You don't always need every container, often just having a database and the Python-based REST API may be enough. In that case, only specify those services:

docker compose up database python-api

Refer to the docker compose documentation for more uses.

Connecting to containers

To connect to a container, run:

docker exec -it CONTAINER_NAME /bin/bash

where CONTAINER_NAME is the name of the container. If you are unsure of your container name, then docker container ls may help you find it. Assuming the default container names are used, you may connect to the Python-based REST API container using:

docker exec -it python-api /bin/bash

This is useful, for example, to run unit tests in the container:

python -m pytest -x -v -m "not web"

Unit tests

Our unit tests are written with the pytest framework. An invocation could look like this:

python -m pytest -v -x --lf -m "not web"

Where -v show the name of each test ran, -x ensures testing stops on first failure, --lf will first run the test(s) which failed last, and -m "not web" specifies which tests (not) to run.

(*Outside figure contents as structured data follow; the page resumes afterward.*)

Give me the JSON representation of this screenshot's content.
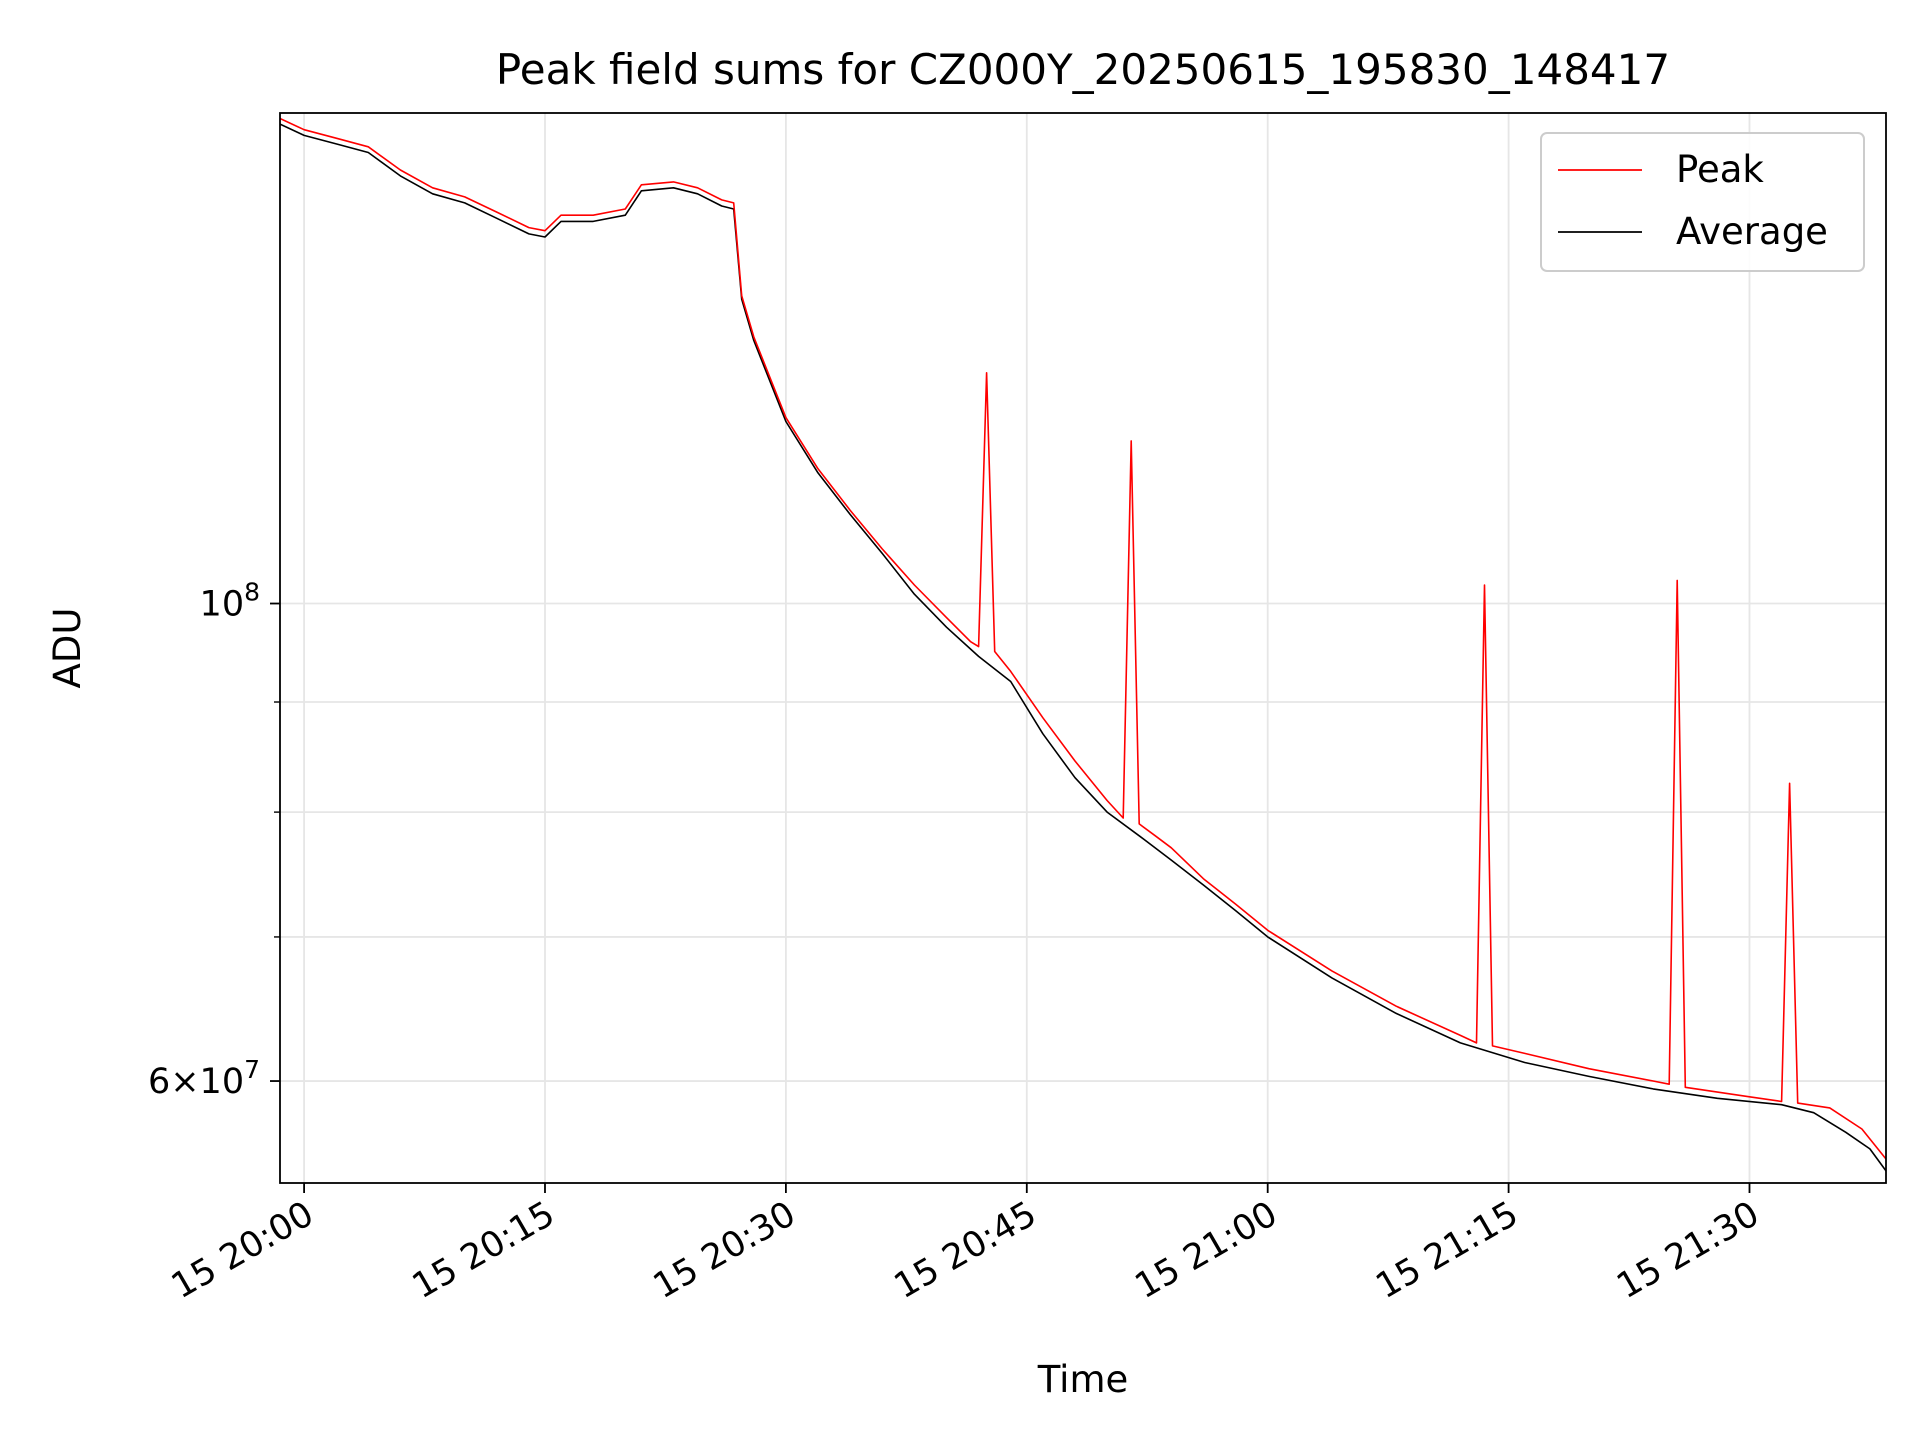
{
  "chart_data": {
    "type": "line",
    "title": "Peak field sums for CZ000Y_20250615_195830_148417",
    "xlabel": "Time",
    "ylabel": "ADU",
    "yscale": "log",
    "xlim": [
      "2025-06-15T19:58:30",
      "2025-06-15T21:38:30"
    ],
    "ylim": [
      53800000,
      169000000
    ],
    "x_ticks": [
      {
        "time": "2025-06-15T20:00",
        "label": "15 20:00"
      },
      {
        "time": "2025-06-15T20:15",
        "label": "15 20:15"
      },
      {
        "time": "2025-06-15T20:30",
        "label": "15 20:30"
      },
      {
        "time": "2025-06-15T20:45",
        "label": "15 20:45"
      },
      {
        "time": "2025-06-15T21:00",
        "label": "15 21:00"
      },
      {
        "time": "2025-06-15T21:15",
        "label": "15 21:15"
      },
      {
        "time": "2025-06-15T21:30",
        "label": "15 21:30"
      }
    ],
    "y_ticks_labeled": [
      {
        "value": 60000000,
        "mantissa": "6",
        "exponent": "7"
      },
      {
        "value": 100000000,
        "mantissa": "",
        "exponent": "8"
      }
    ],
    "y_ticks_minor": [
      70000000,
      80000000,
      90000000
    ],
    "grid": true,
    "legend_position": "upper right",
    "series": [
      {
        "name": "Peak",
        "color": "#ff0000",
        "points": [
          [
            "2025-06-15T19:58:30",
            168000000
          ],
          [
            "2025-06-15T20:00:00",
            166000000
          ],
          [
            "2025-06-15T20:02:00",
            164500000
          ],
          [
            "2025-06-15T20:04:00",
            163000000
          ],
          [
            "2025-06-15T20:06:00",
            159000000
          ],
          [
            "2025-06-15T20:08:00",
            156000000
          ],
          [
            "2025-06-15T20:10:00",
            154500000
          ],
          [
            "2025-06-15T20:12:00",
            152000000
          ],
          [
            "2025-06-15T20:14:00",
            149500000
          ],
          [
            "2025-06-15T20:15:00",
            149000000
          ],
          [
            "2025-06-15T20:16:00",
            151500000
          ],
          [
            "2025-06-15T20:18:00",
            151500000
          ],
          [
            "2025-06-15T20:20:00",
            152500000
          ],
          [
            "2025-06-15T20:21:00",
            156500000
          ],
          [
            "2025-06-15T20:23:00",
            157000000
          ],
          [
            "2025-06-15T20:24:30",
            156000000
          ],
          [
            "2025-06-15T20:26:00",
            154000000
          ],
          [
            "2025-06-15T20:26:45",
            153500000
          ],
          [
            "2025-06-15T20:27:15",
            139000000
          ],
          [
            "2025-06-15T20:28:00",
            133000000
          ],
          [
            "2025-06-15T20:30:00",
            122000000
          ],
          [
            "2025-06-15T20:32:00",
            115500000
          ],
          [
            "2025-06-15T20:34:00",
            110500000
          ],
          [
            "2025-06-15T20:36:00",
            106000000
          ],
          [
            "2025-06-15T20:38:00",
            102000000
          ],
          [
            "2025-06-15T20:40:00",
            98500000
          ],
          [
            "2025-06-15T20:41:30",
            96000000
          ],
          [
            "2025-06-15T20:42:00",
            95500000
          ],
          [
            "2025-06-15T20:42:30",
            128000000
          ],
          [
            "2025-06-15T20:43:00",
            95000000
          ],
          [
            "2025-06-15T20:44:00",
            93000000
          ],
          [
            "2025-06-15T20:46:00",
            88500000
          ],
          [
            "2025-06-15T20:48:00",
            84500000
          ],
          [
            "2025-06-15T20:50:00",
            81000000
          ],
          [
            "2025-06-15T20:51:00",
            79500000
          ],
          [
            "2025-06-15T20:51:30",
            119000000
          ],
          [
            "2025-06-15T20:52:00",
            79000000
          ],
          [
            "2025-06-15T20:53:00",
            78000000
          ],
          [
            "2025-06-15T20:54:00",
            77000000
          ],
          [
            "2025-06-15T20:56:00",
            74500000
          ],
          [
            "2025-06-15T20:58:00",
            72500000
          ],
          [
            "2025-06-15T21:00:00",
            70500000
          ],
          [
            "2025-06-15T21:04:00",
            67500000
          ],
          [
            "2025-06-15T21:08:00",
            65000000
          ],
          [
            "2025-06-15T21:12:00",
            63000000
          ],
          [
            "2025-06-15T21:13:00",
            62500000
          ],
          [
            "2025-06-15T21:13:30",
            102000000
          ],
          [
            "2025-06-15T21:14:00",
            62300000
          ],
          [
            "2025-06-15T21:16:00",
            61800000
          ],
          [
            "2025-06-15T21:20:00",
            60800000
          ],
          [
            "2025-06-15T21:24:00",
            60000000
          ],
          [
            "2025-06-15T21:25:00",
            59800000
          ],
          [
            "2025-06-15T21:25:30",
            102500000
          ],
          [
            "2025-06-15T21:26:00",
            59600000
          ],
          [
            "2025-06-15T21:30:00",
            59000000
          ],
          [
            "2025-06-15T21:32:00",
            58700000
          ],
          [
            "2025-06-15T21:32:30",
            82500000
          ],
          [
            "2025-06-15T21:33:00",
            58600000
          ],
          [
            "2025-06-15T21:35:00",
            58300000
          ],
          [
            "2025-06-15T21:37:00",
            57000000
          ],
          [
            "2025-06-15T21:38:30",
            55200000
          ]
        ]
      },
      {
        "name": "Average",
        "color": "#000000",
        "points": [
          [
            "2025-06-15T19:58:30",
            167000000
          ],
          [
            "2025-06-15T20:00:00",
            165000000
          ],
          [
            "2025-06-15T20:02:00",
            163500000
          ],
          [
            "2025-06-15T20:04:00",
            162000000
          ],
          [
            "2025-06-15T20:06:00",
            158000000
          ],
          [
            "2025-06-15T20:08:00",
            155000000
          ],
          [
            "2025-06-15T20:10:00",
            153500000
          ],
          [
            "2025-06-15T20:12:00",
            151000000
          ],
          [
            "2025-06-15T20:14:00",
            148500000
          ],
          [
            "2025-06-15T20:15:00",
            148000000
          ],
          [
            "2025-06-15T20:16:00",
            150500000
          ],
          [
            "2025-06-15T20:18:00",
            150500000
          ],
          [
            "2025-06-15T20:20:00",
            151500000
          ],
          [
            "2025-06-15T20:21:00",
            155500000
          ],
          [
            "2025-06-15T20:23:00",
            156000000
          ],
          [
            "2025-06-15T20:24:30",
            155000000
          ],
          [
            "2025-06-15T20:26:00",
            153000000
          ],
          [
            "2025-06-15T20:26:45",
            152500000
          ],
          [
            "2025-06-15T20:27:15",
            138500000
          ],
          [
            "2025-06-15T20:28:00",
            132500000
          ],
          [
            "2025-06-15T20:30:00",
            121500000
          ],
          [
            "2025-06-15T20:32:00",
            115000000
          ],
          [
            "2025-06-15T20:34:00",
            110000000
          ],
          [
            "2025-06-15T20:36:00",
            105500000
          ],
          [
            "2025-06-15T20:38:00",
            101000000
          ],
          [
            "2025-06-15T20:40:00",
            97500000
          ],
          [
            "2025-06-15T20:42:00",
            94500000
          ],
          [
            "2025-06-15T20:44:00",
            92000000
          ],
          [
            "2025-06-15T20:46:00",
            87000000
          ],
          [
            "2025-06-15T20:48:00",
            83000000
          ],
          [
            "2025-06-15T20:50:00",
            80000000
          ],
          [
            "2025-06-15T20:52:00",
            78000000
          ],
          [
            "2025-06-15T20:54:00",
            76000000
          ],
          [
            "2025-06-15T20:56:00",
            74000000
          ],
          [
            "2025-06-15T20:58:00",
            72000000
          ],
          [
            "2025-06-15T21:00:00",
            70000000
          ],
          [
            "2025-06-15T21:04:00",
            67000000
          ],
          [
            "2025-06-15T21:08:00",
            64500000
          ],
          [
            "2025-06-15T21:12:00",
            62500000
          ],
          [
            "2025-06-15T21:16:00",
            61200000
          ],
          [
            "2025-06-15T21:20:00",
            60300000
          ],
          [
            "2025-06-15T21:24:00",
            59500000
          ],
          [
            "2025-06-15T21:28:00",
            58900000
          ],
          [
            "2025-06-15T21:32:00",
            58500000
          ],
          [
            "2025-06-15T21:34:00",
            58000000
          ],
          [
            "2025-06-15T21:36:00",
            56800000
          ],
          [
            "2025-06-15T21:37:30",
            55800000
          ],
          [
            "2025-06-15T21:38:30",
            54500000
          ]
        ]
      }
    ]
  }
}
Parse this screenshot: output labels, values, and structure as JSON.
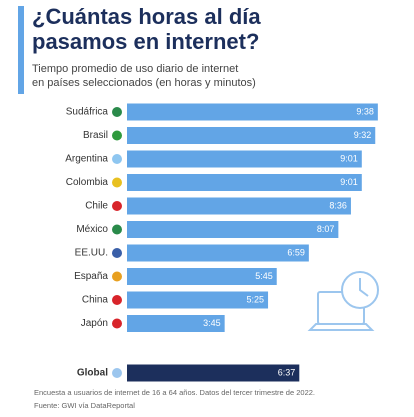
{
  "chart_data": {
    "type": "bar",
    "title": [
      "¿Cuántas horas al día",
      "pasamos en internet?"
    ],
    "subtitle": [
      "Tiempo promedio de uso diario de internet",
      "en países seleccionados (en horas y minutos)"
    ],
    "categories": [
      "Sudáfrica",
      "Brasil",
      "Argentina",
      "Colombia",
      "Chile",
      "México",
      "EE.UU.",
      "España",
      "China",
      "Japón"
    ],
    "values": [
      578,
      572,
      541,
      541,
      516,
      487,
      419,
      345,
      325,
      225
    ],
    "value_labels": [
      "9:38",
      "9:32",
      "9:01",
      "9:01",
      "8:36",
      "8:07",
      "6:59",
      "5:45",
      "5:25",
      "3:45"
    ],
    "color": "#62a5e6",
    "highlight": {
      "category": "Global",
      "value": 397,
      "value_label": "6:37",
      "color": "#1c2f5c"
    },
    "notes": [
      "Encuesta a usuarios de internet de 16 a 64 años. Datos del tercer trimestre de 2022.",
      "Fuente: GWI vía DataReportal"
    ]
  }
}
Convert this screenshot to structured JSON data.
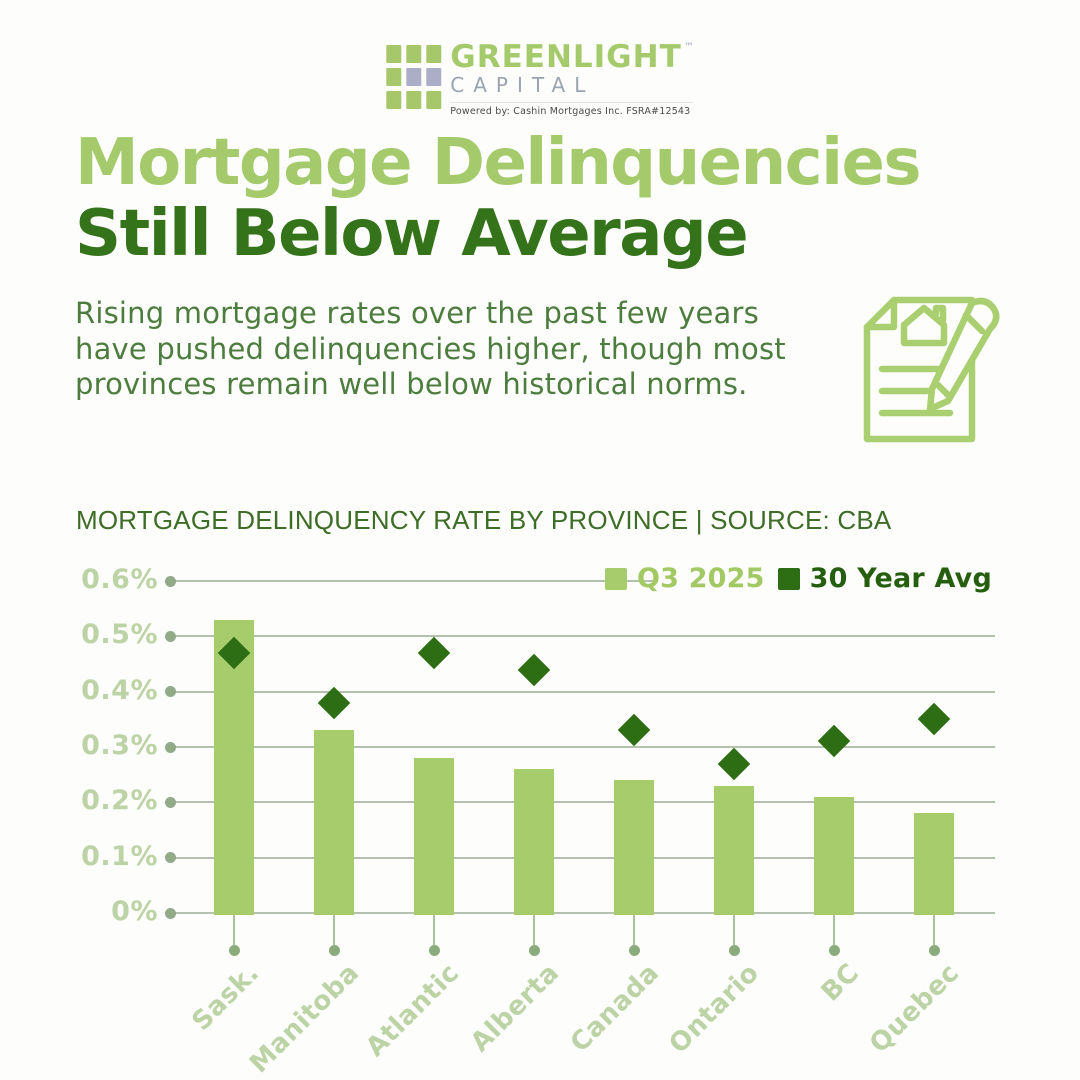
{
  "brand": {
    "logo_squares": [
      "#a6c86b",
      "#a6c86b",
      "#a6c86b",
      "#a6c86b",
      "#abaec6",
      "#abaec6",
      "#a6c86b",
      "#a6c86b",
      "#a6c86b"
    ],
    "name": "GREENLIGHT",
    "subname": "CAPITAL",
    "trademark": "™",
    "tagline": "Powered by: Cashin Mortgages Inc.  FSRA#12543"
  },
  "headline": {
    "line1": "Mortgage Delinquencies",
    "line2": "Still Below Average",
    "line1_color": "#a5ca6b",
    "line2_color": "#35731a"
  },
  "intro": "Rising mortgage rates over the past few years have pushed delinquencies higher, though most provinces remain well below historical norms.",
  "icon": {
    "name": "document-with-house-and-pen",
    "stroke_color": "#a9cf70"
  },
  "chart_data": {
    "type": "bar",
    "title": "MORTGAGE DELINQUENCY RATE BY PROVINCE | SOURCE: CBA",
    "categories": [
      "Sask.",
      "Manitoba",
      "Atlantic",
      "Alberta",
      "Canada",
      "Ontario",
      "BC",
      "Quebec"
    ],
    "series": [
      {
        "name": "Q3 2025",
        "type": "bar",
        "color": "#a7cc6c",
        "label_color": "#a2c963",
        "values": [
          0.53,
          0.33,
          0.28,
          0.26,
          0.24,
          0.23,
          0.21,
          0.18
        ]
      },
      {
        "name": "30 Year Avg",
        "type": "scatter",
        "marker": "diamond",
        "color": "#2d6e14",
        "label_color": "#255e0f",
        "values": [
          0.47,
          0.38,
          0.47,
          0.44,
          0.33,
          0.27,
          0.31,
          0.35
        ]
      }
    ],
    "unit": "%",
    "xlabel": "",
    "ylabel": "",
    "ylim": [
      0,
      0.6
    ],
    "yticks": [
      0,
      0.1,
      0.2,
      0.3,
      0.4,
      0.5,
      0.6
    ],
    "ytick_labels": [
      "0%",
      "0.1%",
      "0.2%",
      "0.3%",
      "0.4%",
      "0.5%",
      "0.6%"
    ],
    "grid": true,
    "legend_position": "top-right"
  }
}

The directory structure of our tests follows the structure of the src/ directory. For files, we follow the convention of appending _test. Try to keep tests as small as possible, and only rely on database and/or web connections when absolutely necessary.

Instructions are incomplete. Please have patience while we are adding more documentation.

YAML validation

The project contains various yaml files, for example to configure mkdocs or to describe Github workflows. For these yaml files we can configure automatic schema validation, to ensure that the files are valid without having to run the server. This also helps with other IDE features like autocomplete. Setting this up is not required, but incredibly useful if you do need to edit these files. The following yaml files have schemas:

File(s) Schema URL
mkdocs.yml https://squidfunk.github.io/mkdocs-material/schema.json
.pre-commit-config.yaml https://json.schemastore.org/pre-commit-config.json
.github/workflows/*.yaml https://json.schemastore.org/github-workflow

In PyCharm, these can be configured from settings > languages & frameworks > Schemas and DTDs > JSON Schema Mappings. There, add mappings per file or file pattern.

In VSCode, these can be configured from settings > Extetions > JSON > Edit in settings.json. There, add mappings per file or file pattern. For example:

1
2
3
4
5
6
7
8
9
"json.schemas": [
   {
         "fileMatch": [
            "/myfile"
         ],
         "url": "schemaURL"
   }

]

Connecting to another database

In addition to the database setup described in the installation guide, we also host a database on our server which may be connected to that is available to OpenML core contributors. If you are a core contributor and need access, please reach out to one of the engineers in Eindhoven.

Instructions are incomplete. Please have patience while we are adding more documentation.